Let It Out
We have all experienced grief in one form or another. It is a feeling that no one desires to feel, but it is a part of life. Grief and the sense of loss go hand in hand. Normally grief is felt with the death of something. Although it is an emotion, it affects almost every aspect of your being. You may behave differently. You may even feel physically tired or become sick easier. Everybody handles grief differently. There are some who do not allow themselves to feel it at all. If you are grieving, it is good to have someone there to comfort you. If you do not trust anyone, talking to a licensed professional can be very helpful.
Humans experience loss all the time. As much as we may want those around us to live forever, they cannot. The loss is especially hard when it is a surprise. It is sometimes easier when we are planning and preparing to lose someone or something, like a pet, but when it hits us out of nowhere, the sense of grief is tremendous. Grief is not always associated with death. Grief can occur when major changes take place. Retiring from a job that you worked on for so long can be a source of grief. It is a loss in the sense that you will not see those same faces every day, or you won’t be able to make the impact you once did in the company. Grief may also come along when your children move out the house. You are so used to them being around that when they grow up and move out, you feel a sense of loss. They are still your children but it is hard letting them go. Divorce may lead to grief, especially when it comes as a surprise. It is the loss of marriage. It is hard when divorce happens after years of being married to someone.
Everyone does not react the same way to grief. There are those who initially mourn. The feeling is overbearing, and they cannot control their tears. Mourning is good. Letting out those emotions is good. As you let it out, you can begin to heal. Some people initially have no feeling at all. They are numb and in denial. Your mind may start racing from grief. You may try to figure out what could have been done to prevent the situation.
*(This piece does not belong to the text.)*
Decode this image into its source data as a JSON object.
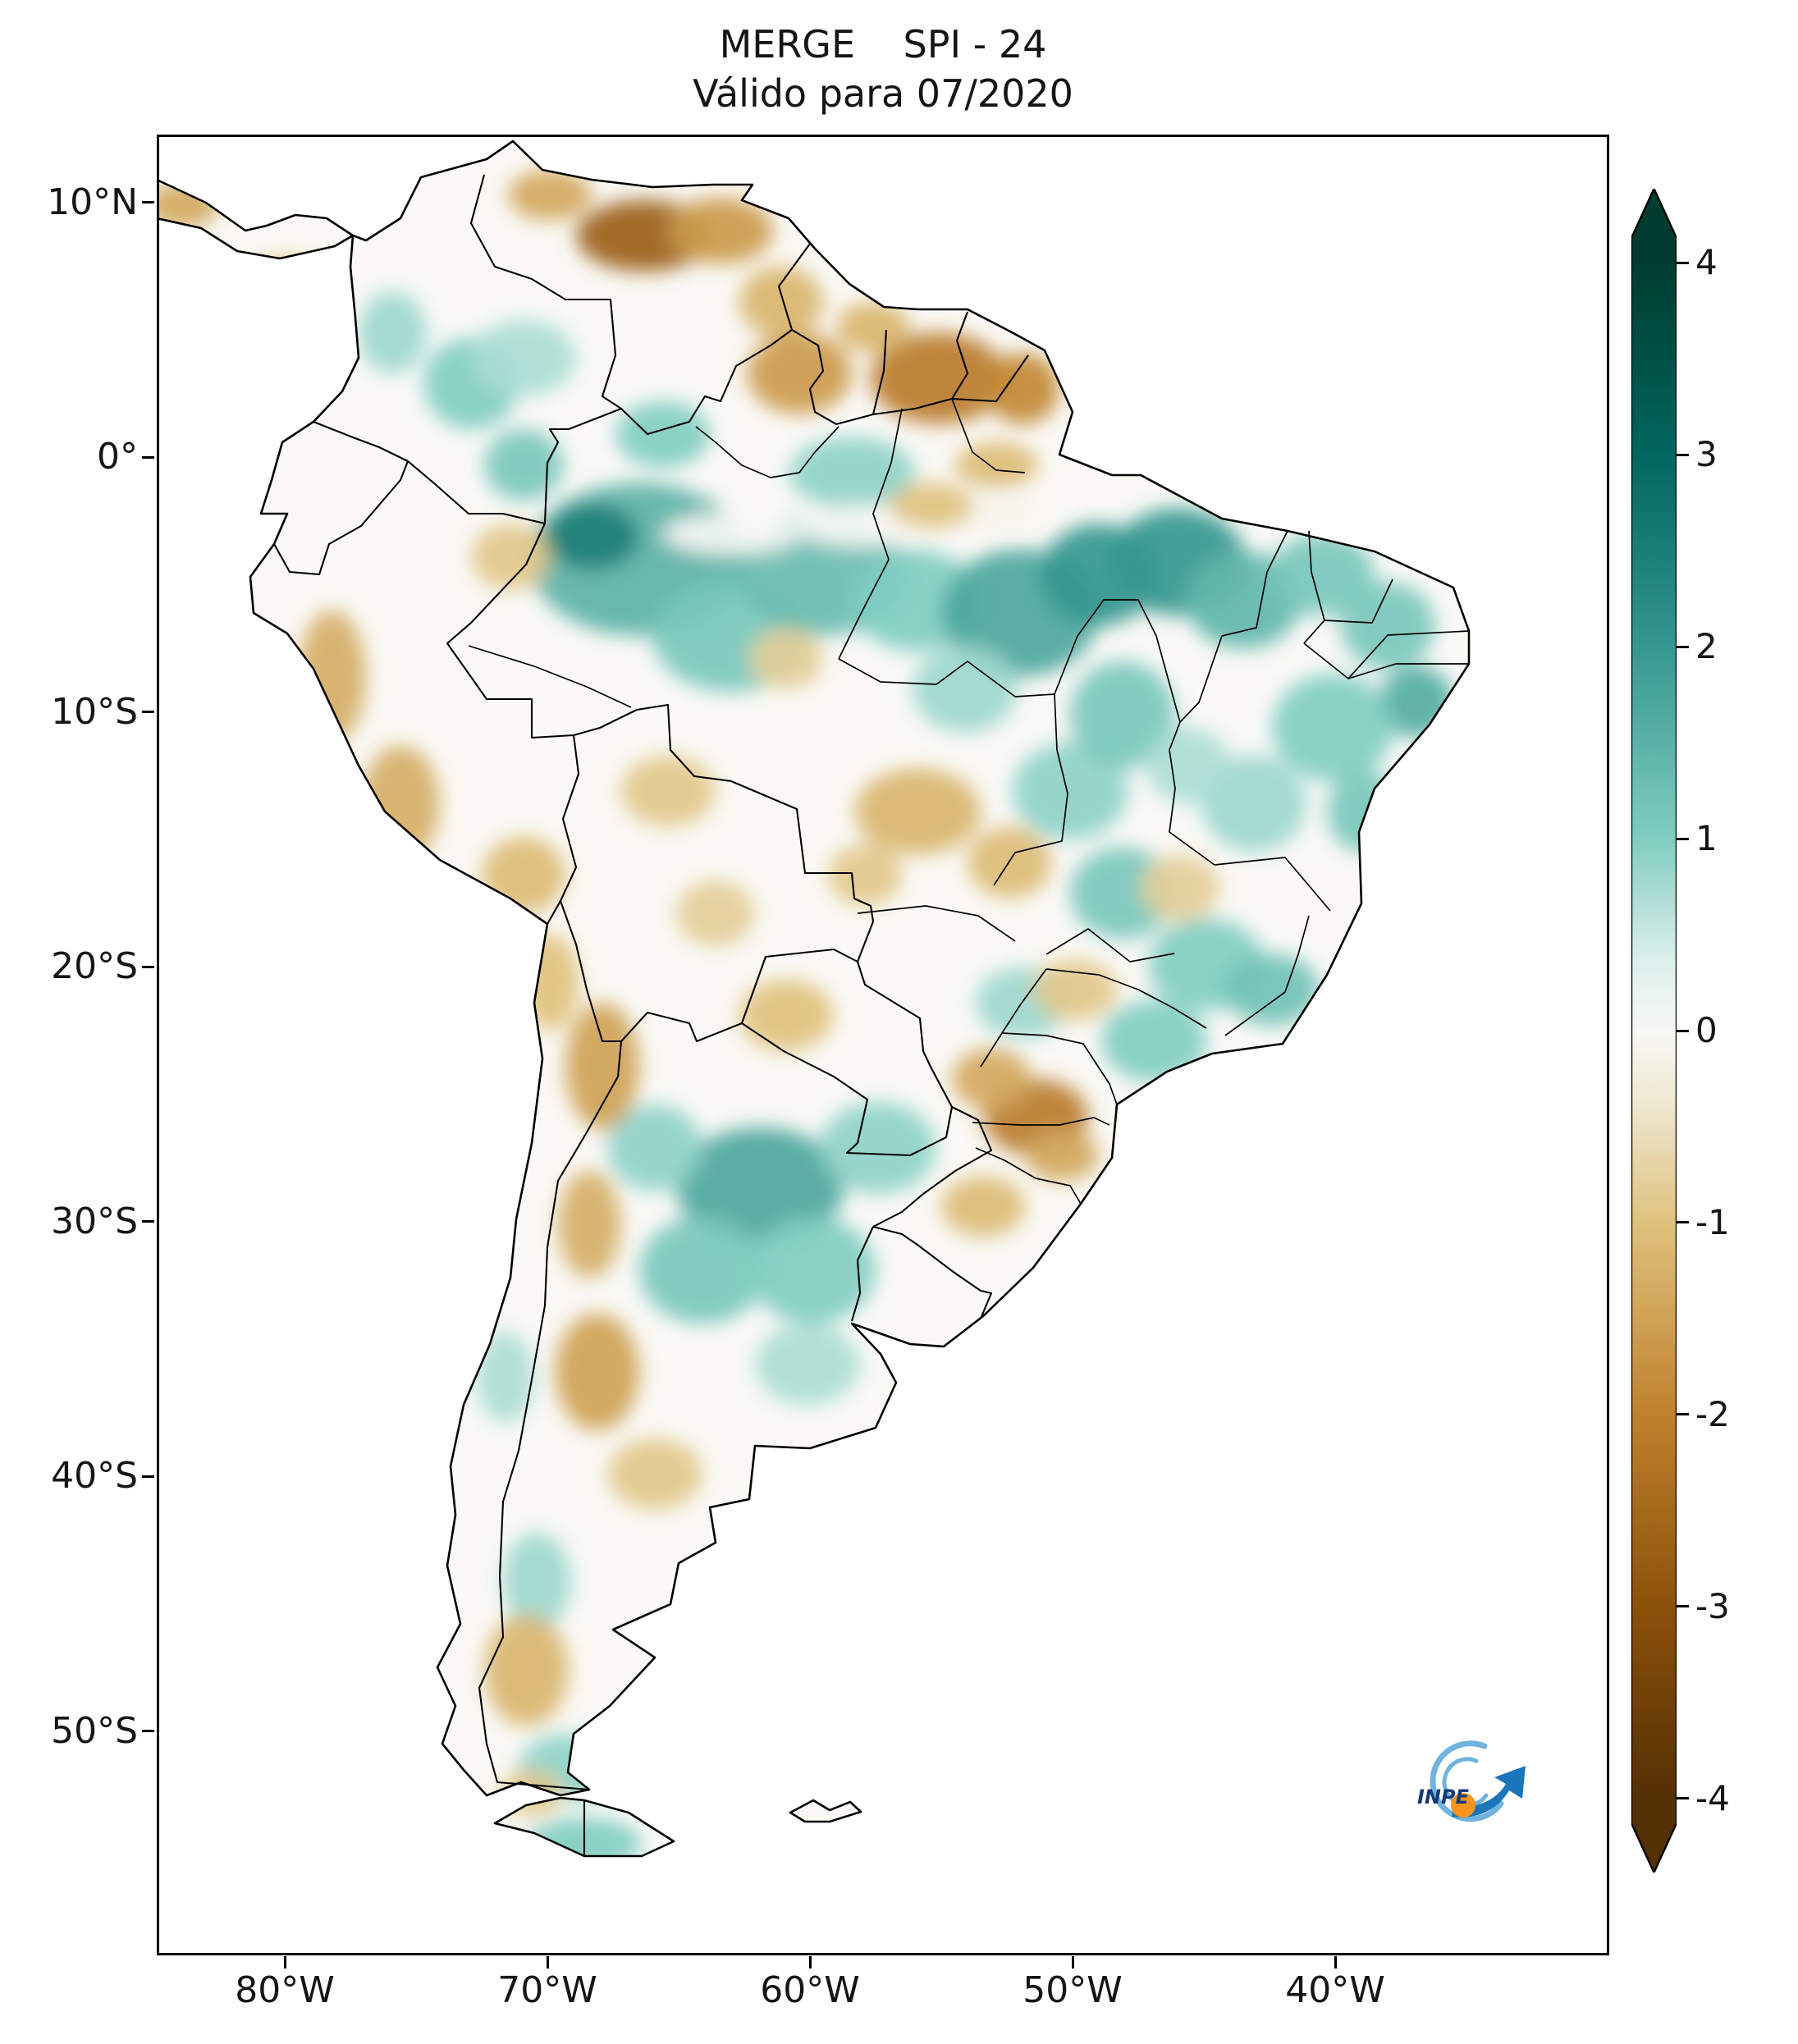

Depression is a common feeling. Anger is as well. Both emotions can lead to risky behavior. Eventually, you get to the point of acceptance. There are some who never get to the point of acceptance.
When grief is masked, you may never recover from a loss. Grief may lead people to overwork themselves, so they do not have to sit and think about what happened. Grief can lead to over compulsive behavior. It can affect your mental state. Substance abuse is common in situations where grief is present. The substances you may take, whether drugs or alcohol, make you numb to your feelings. You get a false sense of euphoria that is only temporary. Addiction can become a part of you when you allow those things to be your coping mechanism. Sometimes a loss can bring anxiety. As a parent, you may become overly protective of your kids. You may also disregard your feelings altogether.
There are many different ways you can get over grief. The first way is to allow yourself to feel the grief. Suppressing those emotions does not help you. Letting out your feelings can be a relief. Writing how you feel down is good. If you are a person that keeps a journal, you should write your feelings out. In a way, it helps you organize your thoughts and get a sense of your true feelings. Opening up to someone may also be helpful. Having a shoulder to cry on can bring relief. If you have someone, that is there for you and can help that is good. Laughter is also very good for you. Just having someone that makes you feel better is wonderful. Finding groups are good. There are groups specific to your loss that you can join. Being around people who have dealt with the same situations and hearing how they handled it can give you tips on handling your grief. Therapy may be the best way for you to get over grief. Therapy is usually done in cases where the loss is overwhelming, and you cannot handle it on your own. Therapy is also best for those who may deal with depression or suicidal thoughts after a loss.
Grief is not easy. Dealing with grief is not the same for everyone. The best thing is to let it out. To get over the loss, you have to let your feelings out. You may think holding it in is best, but it leads to other behaviors that may not be good for you. You may not notice initially, but grief can be the source of your mood and behavior changes. Grief is a normal part of life. If you are experiencing grief, find ways to work through it. If you have trouble dealing with your grief, seek professional help. You do not have to go through it alone.